Den beiden fabelhaften Protagonistinnen stiehlt indes ein bizarres Herrentrio beinahe die Schau. Markus Bachmann, Nicolas Streit und Klaus Zmorek spielen „alle anderen“, also ein gutes Dutzend beliebig austauschbarer Höflings-Marionetten. Ganz in Weiß von den Rokoko-Schnallenschuhen bis zu den wie Flügel anmutenden Schulterstücken, mit schwarzen Bob-Frisuren im Prinz-Eisenherz-Stil und deutlichen ­maskulinen Attributen tänzeln sie durch die Szenerie, kabbeln sich darum, wer gerade wen spielen darf, plappern devot ihre Komplimente und Denunziationen und wechseln je nach Bedarf die Seiten. Mal bringen sie (ziemlich vertrocknete) rote Rosen, mal rollen sie überdimensionale Plastikperlen wie Kanonenkugeln ins Gefecht, mal tragen sie Madonnenfiguren auf den Händen, mal kämpfen sie mit knallgrünen Aktenordnern. In diesem akrobatischen Intrigantenballett verliert sogar die herrische Elisabeth beinahe die Contenance und ihr unerschütterliches Gesicht samt Toupet.

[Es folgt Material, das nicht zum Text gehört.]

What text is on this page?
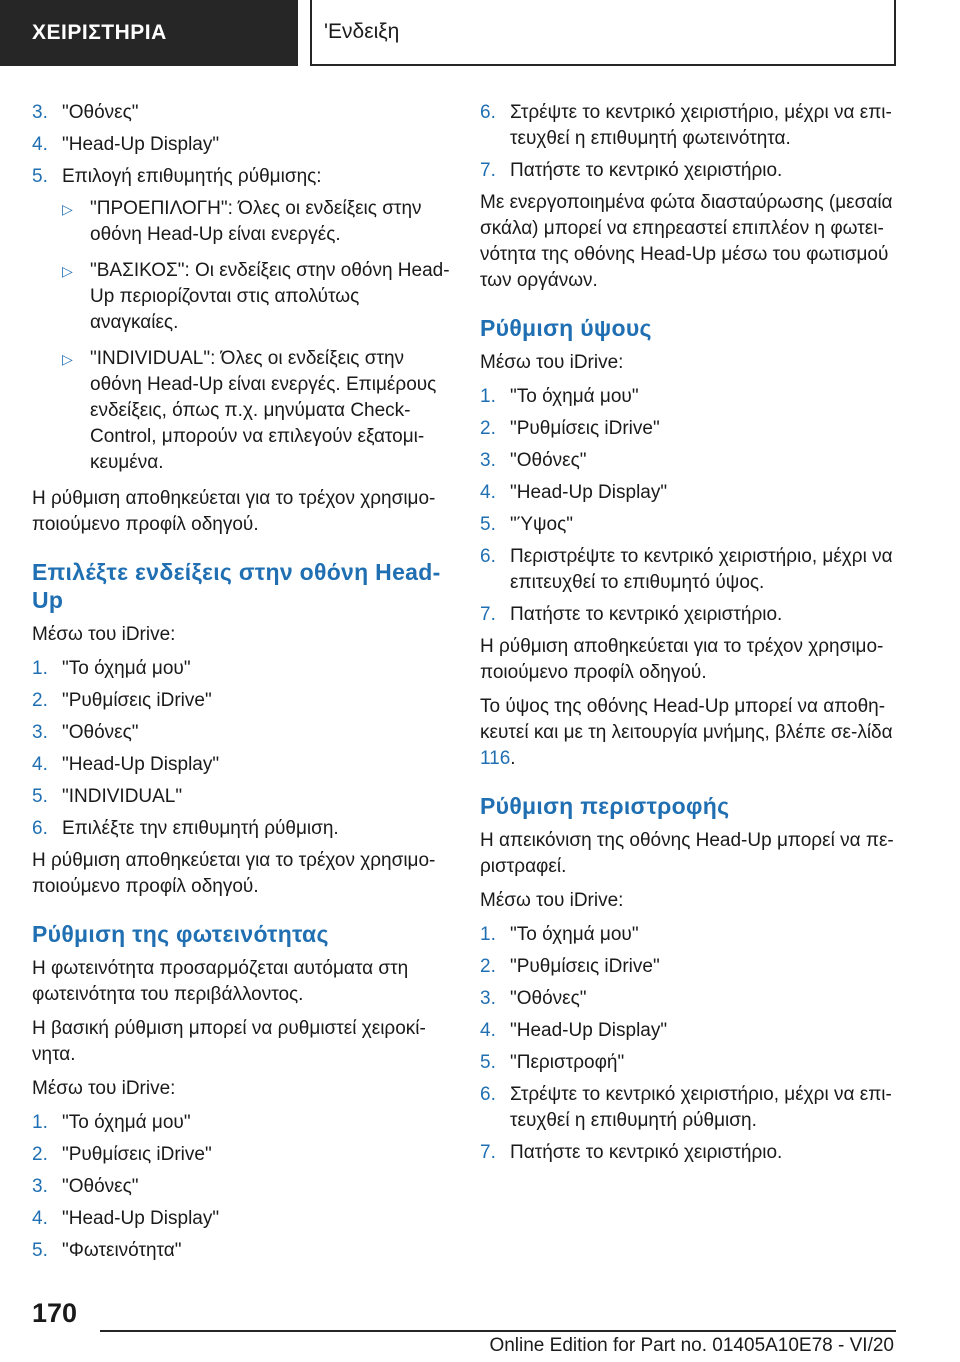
ΧΕΙΡΙΣΤΗΡΙΑ	'Ενδειξη
3. "Οθόνες"
4. "Head-Up Display"
5. Επιλογή επιθυμητής ρύθμισης:
▷ "ΠΡΟΕΠΙΛΟΓΗ": Όλες οι ενδείξεις στην οθόνη Head-Up είναι ενεργές.
▷ "ΒΑΣΙΚΟΣ": Οι ενδείξεις στην οθόνη Head-Up περιορίζονται στις απολύτως αναγκαίες.
▷ "INDIVIDUAL": Όλες οι ενδείξεις στην οθόνη Head-Up είναι ενεργές. Επιμέρους ενδείξεις, όπως π.χ. μηνύματα Check-Control, μπορούν να επιλεγούν εξατομι-κευμένα.
Η ρύθμιση αποθηκεύεται για το τρέχον χρησιμο-ποιούμενο προφίλ οδηγού.
Επιλέξτε ενδείξεις στην οθόνη Head-Up
Μέσω του iDrive:
1. "Το όχημά μου"
2. "Ρυθμίσεις iDrive"
3. "Οθόνες"
4. "Head-Up Display"
5. "INDIVIDUAL"
6. Επιλέξτε την επιθυμητή ρύθμιση.
Η ρύθμιση αποθηκεύεται για το τρέχον χρησιμο-ποιούμενο προφίλ οδηγού.
Ρύθμιση της φωτεινότητας
Η φωτεινότητα προσαρμόζεται αυτόματα στη φωτεινότητα του περιβάλλοντος.
Η βασική ρύθμιση μπορεί να ρυθμιστεί χειροκί-νητα.
Μέσω του iDrive:
1. "Το όχημά μου"
2. "Ρυθμίσεις iDrive"
3. "Οθόνες"
4. "Head-Up Display"
5. "Φωτεινότητα"
6. Στρέψτε το κεντρικό χειριστήριο, μέχρι να επι-τευχθεί η επιθυμητή φωτεινότητα.
7. Πατήστε το κεντρικό χειριστήριο.
Με ενεργοποιημένα φώτα διασταύρωσης (μεσαία σκάλα) μπορεί να επηρεαστεί επιπλέον η φωτει-νότητα της οθόνης Head-Up μέσω του φωτισμού των οργάνων.
Ρύθμιση ύψους
Μέσω του iDrive:
1. "Το όχημά μου"
2. "Ρυθμίσεις iDrive"
3. "Οθόνες"
4. "Head-Up Display"
5. "Ύψος"
6. Περιστρέψτε το κεντρικό χειριστήριο, μέχρι να επιτευχθεί το επιθυμητό ύψος.
7. Πατήστε το κεντρικό χειριστήριο.
Η ρύθμιση αποθηκεύεται για το τρέχον χρησιμο-ποιούμενο προφίλ οδηγού.
Το ύψος της οθόνης Head-Up μπορεί να αποθη-κευτεί και με τη λειτουργία μνήμης, βλέπε σε-λίδα 116.
Ρύθμιση περιστροφής
Η απεικόνιση της οθόνης Head-Up μπορεί να πε-ριστραφεί.
Μέσω του iDrive:
1. "Το όχημά μου"
2. "Ρυθμίσεις iDrive"
3. "Οθόνες"
4. "Head-Up Display"
5. "Περιστροφή"
6. Στρέψτε το κεντρικό χειριστήριο, μέχρι να επι-τευχθεί η επιθυμητή ρύθμιση.
7. Πατήστε το κεντρικό χειριστήριο.
170
Online Edition for Part no. 01405A10E78 - VI/20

Die Puppenstubenidylle in Marias Hinterkopf und die schwesterliche Einladung zu einem Gin-Tonic samt Friedensschluss helfen nichts mehr. Madonnas „Like a Prayer“ (Musik: Philipp Plessmann) auch nicht. Draußen murrt das Volk und verlangt eine Entscheidung. Elisabeth mag das Todesurteil nicht unterschreiben und will die Verantwortung ihrem bürokratischen Apparat überlassen. Ihr berühmtes lebensgroßes Porträt im weißen Kleid, gemalt von Marcus Gerards fünf Jahre nach Marias Enthauptung, erscheint wie eine Jahrmarktsattraktion mit ausgeschnittenem Antlitz, dem sie ihr Gesicht nur noch leiht.
Die intelligente Comic-Version des weiblichen Kampfes um Staatsmacht und persönliche Würde und des Wettstreits der ungemein beweglichen männlichen Günstlinge um ihren politischen Status ist ein spielerisches Bravourstück. Schillers bekanntes Drama liefert dabei die Spiegelfolie für einen desillusionierten Blick auf die Figuren. Spannend bis zum Schluss und sehr sehenswert! E.E.-K.